String parserClass = "org.apache.xerces.parsers.SAXParser";

XMLReader parser = XMLReaderFactory.createXMLReader(parserClass);

The parser class is defined and then the parser factory is used to create a parser. After the parser is created, a document handler is created, and the parser is set to use that handler:

DefaultHandler handler = new DebugHandler();

parser.setDocumentHandler(handler);

parser.setErrorHandler(handler);

The parser is called by passing a URL to the parser, such as:

parser.parse(xmlFile);

The entire code is wrapped in exception handlers to catch exceptions, and the result as a method is:

public void parse(String xmlFile) {

String parserClass = "org.apache.xerces.parsers.SAXParser";

try {

XMLReader parser = XMLReaderFactory.createXMLReader(parserClass);

DefaultHandler handler = new DebugHandler();

parser.setDocumentHandler(handler);

parser.setErrorHandler(handler);

try {

parser.parse(xmlFile);

} catch (SAXException se) {

se.printStackTrace();

} catch (IOException ioe) {

ioe.printStackTrace();

}

} catch (ClassNotFoundException ex) {

ex.printStackTrace();

} catch (IllegalAccessException ex) {

ex.printStackTrace();

} catch (InstantiationException ex) {

ex.printStackTrace();

}

A simple class to execute the parser is

package com.xweave.xmldb.ui.test1;

import org.xml.sax.*;

import org.xml.sax.helpers.*;

import org.w3c.dom.Document;

import java.io.IOException;

public class Test {

public Test() {

super();

}

public static void main(java.lang.String[] args) {

String fileName = null;

if (args.length < 1) {

System.err.println("Test: requires <file> as argument");

return;

} else {

fileName = args[0];

}

(new Test()).parse(fileName);

}

public void parse(String xmlFile) {

//code given above

}

This code is available as Test.java.

A simple handler can be created as:

package com.xweave.xmldb.ui.test1;

/**

* Test Handler that prints debug statements

import org.xml.sax.*;

class DebugHandler extends org.xml.sax.helpers.DefaultHandler implements org.xml.sax.ContentHandler {

public DebugHandler() {

super();

}

public void characters(char[] chars, int start, int length) {

String string = new String(chars, start, length);

System.out.println("chars="+string+"!");

}

public void endDocument() {

System.out.println("end document");

}

public void endElement(String namespaceURI, String localName, String qName) {

System.out.println("end: "+localName);

}

public void startDocument() {

System.out.println("start document");

}

public void startElement(String namespaceURI, String localName, String qname, Attributes attrList) {

System.out.println("start: "+localName);

}

This code is available as DebugHandler.java.

The DebugHandler class implements the DocumentHandler SAX interface and has methods for the following:

The beginning of the document—emits “start document”
The beginning of each element—emits “start: <name>”
The end of each character data region—emits the character data region (ended with a “!” to delimit white space)
The end of each element—emits “end: <name>”
The end of the document—emits “end document”

When executing the test procedure on a simple document like the following:

<?xml version="1.0"?>

<doc>

<body>Hello world!!!</body>

</doc>

The handler will create output something like this:

start document

start: doc

start: body

chars=Hello world!!!!

end: body

end: doc

end document

The phrase “something like” is somewhat misleading because the output will be this:

start document

start: doc

chars=

start: body

chars=Hello world!!!!

end: body

chars=

end: doc

end document

Actually, two extra character data regions surround the element with type name “body”. The character data consists of a carriage return.
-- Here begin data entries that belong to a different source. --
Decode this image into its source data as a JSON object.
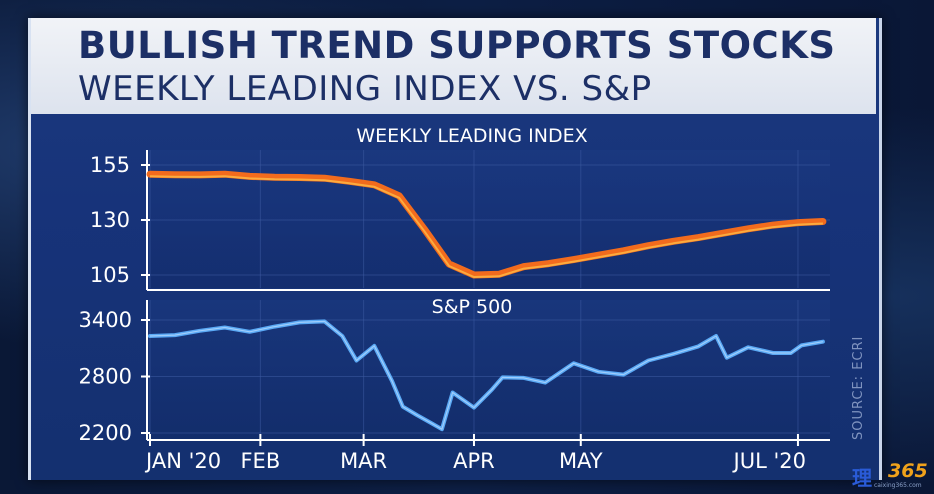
{
  "header": {
    "headline": "BULLISH TREND SUPPORTS STOCKS",
    "subhead": "WEEKLY LEADING INDEX VS. S&P"
  },
  "source": "SOURCE: ECRI",
  "watermark": {
    "mark": "理",
    "number": "365",
    "url": "caixing365.com"
  },
  "colors": {
    "wli_line": "#f26b1d",
    "wli_highlight": "#ffc04a",
    "sp_line": "#5aa9f5",
    "sp_highlight": "#cfe6ff",
    "panel_bg": "#17337a"
  },
  "chart_data": [
    {
      "type": "line",
      "title": "WEEKLY LEADING INDEX",
      "x_range": [
        "2020-01-01",
        "2020-07-10"
      ],
      "ylim": [
        100,
        160
      ],
      "yticks": [
        105,
        130,
        155
      ],
      "series": [
        {
          "values": [
            [
              "2020-01-01",
              150.8
            ],
            [
              "2020-01-08",
              150.6
            ],
            [
              "2020-01-15",
              150.5
            ],
            [
              "2020-01-22",
              150.8
            ],
            [
              "2020-01-29",
              149.8
            ],
            [
              "2020-02-05",
              149.4
            ],
            [
              "2020-02-12",
              149.3
            ],
            [
              "2020-02-19",
              149.0
            ],
            [
              "2020-02-26",
              147.6
            ],
            [
              "2020-03-04",
              146.0
            ],
            [
              "2020-03-11",
              141.0
            ],
            [
              "2020-03-18",
              126.0
            ],
            [
              "2020-03-25",
              110.0
            ],
            [
              "2020-04-01",
              105.0
            ],
            [
              "2020-04-08",
              105.3
            ],
            [
              "2020-04-15",
              108.8
            ],
            [
              "2020-04-22",
              110.2
            ],
            [
              "2020-04-29",
              112.0
            ],
            [
              "2020-05-06",
              114.0
            ],
            [
              "2020-05-13",
              116.0
            ],
            [
              "2020-05-20",
              118.3
            ],
            [
              "2020-05-27",
              120.3
            ],
            [
              "2020-06-03",
              122.0
            ],
            [
              "2020-06-10",
              124.0
            ],
            [
              "2020-06-17",
              126.0
            ],
            [
              "2020-06-24",
              127.7
            ],
            [
              "2020-07-01",
              128.8
            ],
            [
              "2020-07-08",
              129.3
            ]
          ]
        }
      ]
    },
    {
      "type": "line",
      "title": "S&P 500",
      "x_range": [
        "2020-01-01",
        "2020-07-10"
      ],
      "ylim": [
        2150,
        3500
      ],
      "yticks": [
        2200,
        2800,
        3400
      ],
      "xticks": [
        "JAN '20",
        "FEB",
        "MAR",
        "APR",
        "MAY",
        "JUL '20"
      ],
      "series": [
        {
          "values": [
            [
              "2020-01-01",
              3230
            ],
            [
              "2020-01-08",
              3240
            ],
            [
              "2020-01-15",
              3285
            ],
            [
              "2020-01-22",
              3320
            ],
            [
              "2020-01-29",
              3275
            ],
            [
              "2020-02-05",
              3330
            ],
            [
              "2020-02-12",
              3375
            ],
            [
              "2020-02-19",
              3385
            ],
            [
              "2020-02-24",
              3230
            ],
            [
              "2020-02-28",
              2970
            ],
            [
              "2020-03-04",
              3125
            ],
            [
              "2020-03-09",
              2750
            ],
            [
              "2020-03-12",
              2480
            ],
            [
              "2020-03-16",
              2390
            ],
            [
              "2020-03-20",
              2305
            ],
            [
              "2020-03-23",
              2240
            ],
            [
              "2020-03-26",
              2630
            ],
            [
              "2020-04-01",
              2470
            ],
            [
              "2020-04-06",
              2660
            ],
            [
              "2020-04-09",
              2790
            ],
            [
              "2020-04-15",
              2785
            ],
            [
              "2020-04-21",
              2735
            ],
            [
              "2020-04-29",
              2940
            ],
            [
              "2020-05-06",
              2850
            ],
            [
              "2020-05-13",
              2820
            ],
            [
              "2020-05-20",
              2970
            ],
            [
              "2020-05-27",
              3040
            ],
            [
              "2020-06-03",
              3120
            ],
            [
              "2020-06-08",
              3230
            ],
            [
              "2020-06-11",
              3000
            ],
            [
              "2020-06-17",
              3110
            ],
            [
              "2020-06-24",
              3050
            ],
            [
              "2020-06-29",
              3050
            ],
            [
              "2020-07-02",
              3130
            ],
            [
              "2020-07-08",
              3170
            ]
          ]
        }
      ]
    }
  ]
}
In practice, character data regions may be trimmed of white space and empty regions can be ignored. A document that would give the former output is:

<?xml version="1.0"?>

<doc><body>Hello world!!!</body></doc>

A tree-based parser, such as DOM, would filter such occurrences, but because the SAX event-based parser is at a lower level, the application that uses it must filter those occurrences.